Маро отошла с сердитым и унылым видом. У нее появился теперь новый жест, подхваченный ею у Ястребцова: она небрежно поводила плечом, сперва одним, потом другим. Так и сейчас, поведя плечами, она села и отодвинула недопитую чашку. В былое время эта недопитая чашка переполошила бы Варвару Ильинишну и вызвала ряд замечаний: «уж не болит ли у Маро голова» и не «припекло ли ее на солнце». Но сейчас молчаливая профессорша, в непонятной и ненарочной гармонии со своим мужем, только приняла чашку и стала ее мыть.
— Мамочка, я пойду сейчас в санаторию и там поужинаю, — сказала Маро, вставая, — вы меня никто не ждите. Вот пусть Сергей Иванович съест мою порцию! Он вообще стал проявлять инициативу — сидит на моем стуле, гуляет с моей собакой. Усыновите его вместо меня.
Я, как на грех, сидел на ее любимом стульчике и действительно утром гулял с Цезарем. Но вместо того чтобы извиниться, я улыбнулся и попросил еще чаю. Маро вышла из комнаты в самом скверном настроении. Я видел, как покраснели два ее ушка из-под пушистых кудрей.
Как только она удалилась, Варвара Ильинишна тревожно поглядела на мужа и пригорюнилась.
— Карл Францевич, голубчик мой!
— Что, мамочка?
— Ты бы пошел к ним в санаторию сегодня, отужинал. У них шашлык, а у нас и всего-то обеденная курица. И на сладкое у них вьюнчики с вареньем, которые ты любишь.
Фёрстер улыбнулся.
— А ты, мать, не бойся. Вот дочитаю главу, и пойдем.
Он спокойно продолжал читать, опустив красивые веки.
Прошло полчаса, в продолжение которых Варвара Ильинишна томилась. Я держал перед собой газету, но мысли мои были далеки от нее, и как только Фёрстер захлопнул книгу, я вскочил со стула. Профессорша засуетилась и сама вынесла ему из кабинета вычищенный пиджак. Он, не торопясь, скинул халат, оделся, снял с гвоздика шляпу, и мы оба пошли в санаторию.
Еще в передней нам встретилась испуганная сестра Катя, бежавшая за нами.
— Беда, профессор, что у нас в маленькой зале! Идите скорей.

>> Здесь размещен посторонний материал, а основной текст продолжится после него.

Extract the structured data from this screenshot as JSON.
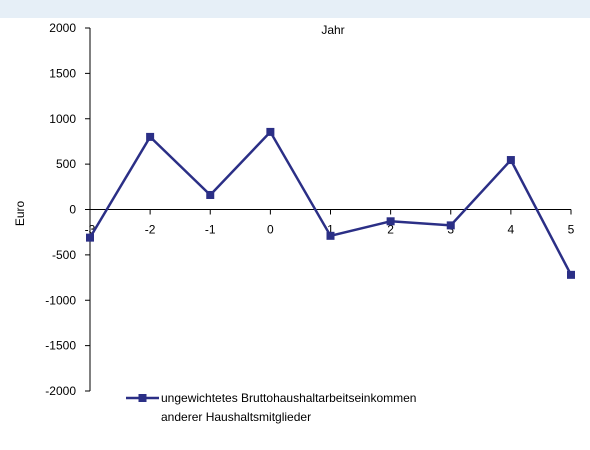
{
  "chart_data": {
    "type": "line",
    "title": "Jahr",
    "xlabel": "",
    "ylabel": "Euro",
    "x": [
      -3,
      -2,
      -1,
      0,
      1,
      2,
      3,
      4,
      5
    ],
    "x_tick_labels": [
      "-3",
      "-2",
      "-1",
      "0",
      "1",
      "2",
      "3",
      "4",
      "5"
    ],
    "y_ticks": [
      2000,
      1500,
      1000,
      500,
      0,
      -500,
      -1000,
      -1500,
      -2000
    ],
    "y_tick_labels": [
      "2000",
      "1500",
      "1000",
      "500",
      "0",
      "-500",
      "-1000",
      "-1500",
      "-2000"
    ],
    "ylim": [
      -2000,
      2000
    ],
    "xlim": [
      -3,
      5
    ],
    "grid": false,
    "legend_position": "bottom-left",
    "series": [
      {
        "name_line1": "ungewichtetes Bruttohaushaltarbeitseinkommen",
        "name_line2": "anderer Haushaltsmitglieder",
        "color": "#2b2f86",
        "marker": "square",
        "values": [
          -310,
          800,
          160,
          855,
          -290,
          -130,
          -175,
          545,
          -720
        ]
      }
    ]
  },
  "colors": {
    "background": "#ffffff",
    "top_band": "#e6eff7",
    "axis": "#000000"
  }
}
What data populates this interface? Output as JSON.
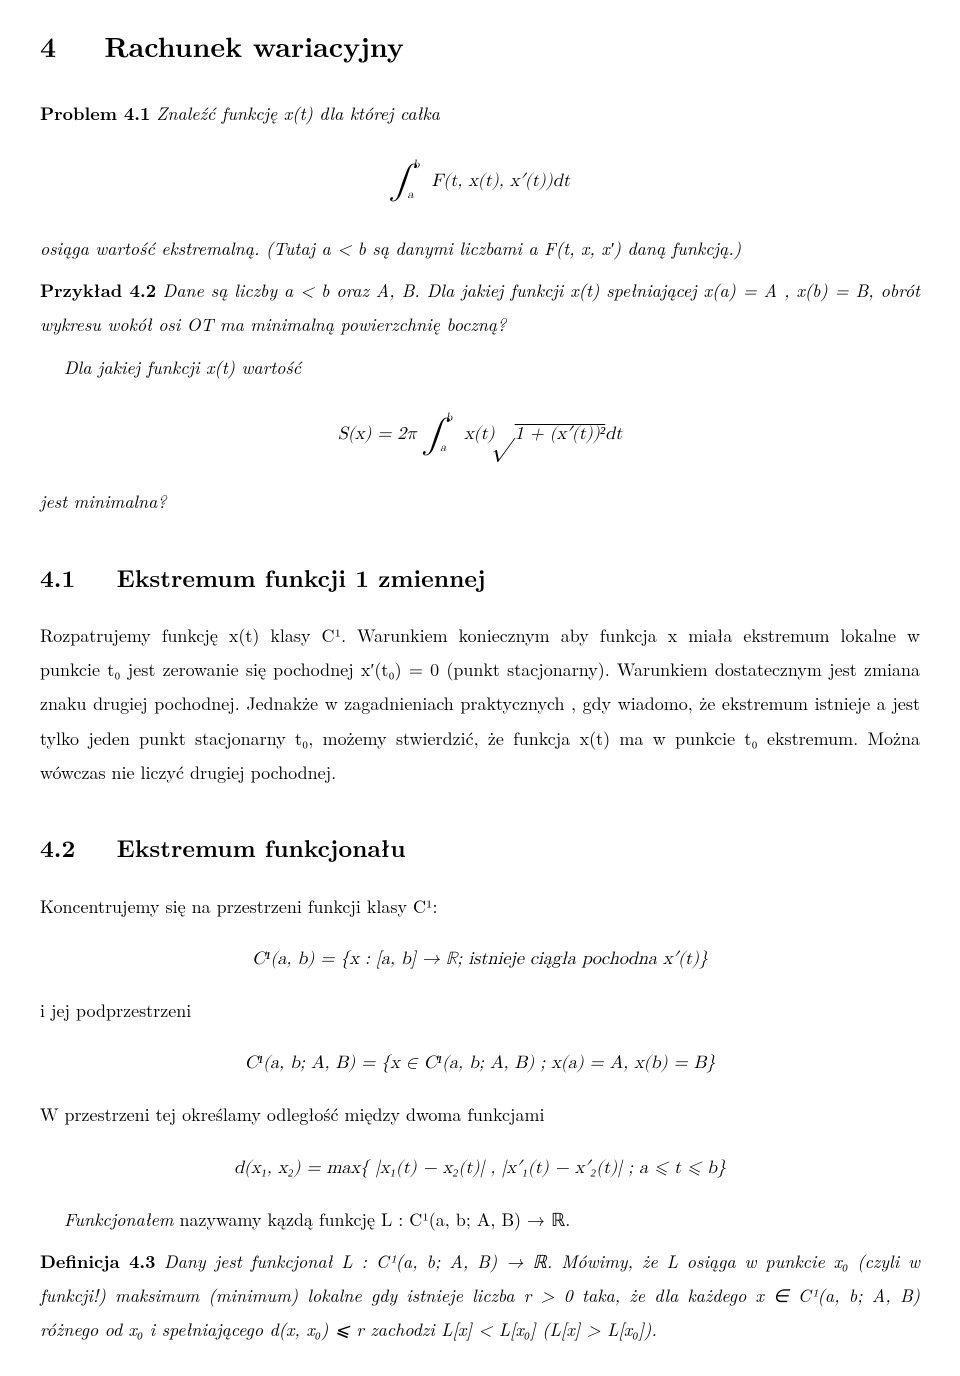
{
  "title": {
    "num": "4",
    "text": "Rachunek wariacyjny"
  },
  "problem": {
    "label": "Problem 4.1",
    "lead": "Znaleźć funkcję x(t) dla której całka",
    "tail": "osiąga wartość ekstremalną. (Tutaj a < b są danymi liczbami a F(t, x, x′) daną funkcją.)"
  },
  "eq1": {
    "int": "∫",
    "a": "a",
    "b": "b",
    "body": "F(t, x(t), x′(t))dt"
  },
  "example": {
    "label": "Przykład 4.2",
    "l1": "Dane są liczby a < b oraz A, B. Dla jakiej funkcji x(t) spełniającej x(a) = A , x(b) = B, obrót wykresu wokół osi OT ma minimalną powierzchnię boczną?",
    "l2": "Dla jakiej funkcji x(t) wartość",
    "l3": "jest minimalna?"
  },
  "eq2": {
    "lhs": "S(x) = 2π",
    "int": "∫",
    "a": "a",
    "b": "b",
    "mid": "x(t)",
    "sq": "√",
    "under": "1 + (x′(t))²",
    "dt": "dt"
  },
  "sec41": {
    "num": "4.1",
    "title": "Ekstremum funkcji 1 zmiennej",
    "p": "Rozpatrujemy funkcję x(t) klasy C¹. Warunkiem koniecznym aby funkcja x miała ekstremum lokalne w punkcie t₀ jest zerowanie się pochodnej x′(t₀) = 0 (punkt stacjonarny). Warunkiem dostatecznym jest zmiana znaku drugiej pochodnej. Jednakże w zagadnieniach praktycznych , gdy wiadomo, że ekstremum istnieje a jest tylko jeden punkt stacjonarny t₀, możemy stwierdzić, że funkcja x(t) ma w punkcie t₀ ekstremum. Można wówczas nie liczyć drugiej pochodnej."
  },
  "sec42": {
    "num": "4.2",
    "title": "Ekstremum funkcjonału",
    "p1": "Koncentrujemy się na przestrzeni funkcji klasy C¹:",
    "eq3": "C¹(a, b) = {x : [a, b] → ℝ;  istnieje ciągła pochodna x′(t)}",
    "p2": "i jej podprzestrzeni",
    "eq4": "C¹(a, b; A, B) = {x ∈ C¹(a, b; A, B) ;  x(a) = A, x(b) = B}",
    "p3": "W przestrzeni tej określamy odległość między dwoma funkcjami",
    "eq5": "d(x₁, x₂) = max{ |x₁(t) − x₂(t)| , |x′₁(t) − x′₂(t)| ; a ⩽ t ⩽ b}",
    "p4a": "Funkcjonałem",
    "p4b": " nazywamy kązdą funkcję L : C¹(a, b; A, B) → ℝ."
  },
  "def": {
    "label": "Definicja 4.3",
    "body": "Dany jest funkcjonał L : C¹(a, b; A, B) → ℝ. Mówimy, że L osiąga w punkcie x₀ (czyli w funkcji!) maksimum (minimum) lokalne gdy istnieje liczba r > 0 taka, że dla każdego x ∈ C¹(a, b; A, B) różnego od x₀ i spełniającego d(x, x₀) ⩽ r zachodzi L[x] < L[x₀] (L[x] > L[x₀])."
  }
}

Маленькая зала была уютной комнаткой возле столовой, где больные собирались в ожидании трапезы и куда они ходили отдыхать после нее. Там стояли мягкая мебель и старенькое пианино. Когда мы вошли, в зале никого не было, кроме хорошенькой сестры Любы, артистки с мужем, Ястребцова и Маро. Люба громко плакала, закрыв лицо руками. Дальская лежала в истерике, а Маро испуганно суетилась вокруг нее.
— Что такое? Как вам не стыдно, сию же минуту придите в себя! — грозно крикнул Фёрстер, опустив руку на плечо Дальской.
— Па, дело в том, что… — испуганно начала Маро, но Фёрстер ее перебил решительным тоном:
— Нет, она сама расскажет, в чем дело.
Дальская, порывисто охая, открыла глаза. Она отпила воды, стуча зубами о стакан. Ей не хотелось успокаиваться. Утрируя свою беспомощность, она выронила стакан из рук и забилась было, но Фёрстер сжимал ей плечо, стоя перед нею и спокойно глядя ей в глаза. Он видел, где кончается аффект и начинается притворство, и больные знали, что он это видит.
— Ах. Карл Францевич, я это предчувствовала! — вскрикнула она страдальчески. — Вот вам и болезнь! А эта… эта… еще смеет тут оставаться!
Сестра Люба плакала в своем уголке. Фёрстер внезапно засмеялся, снял руку с плеча Дальской и сел возле нее.
— Да говорите же, в чем дело! Экая горячка, опять вам померещилось что-нибудь… Вы себе навеки цвет лица испортите.
Он помог артистке перейти на более проблематическую и менее уверенную почву. Сперва ей казалось, что она должна доказать свою правоту; сейчас ей легче было признать себя погорячившейся.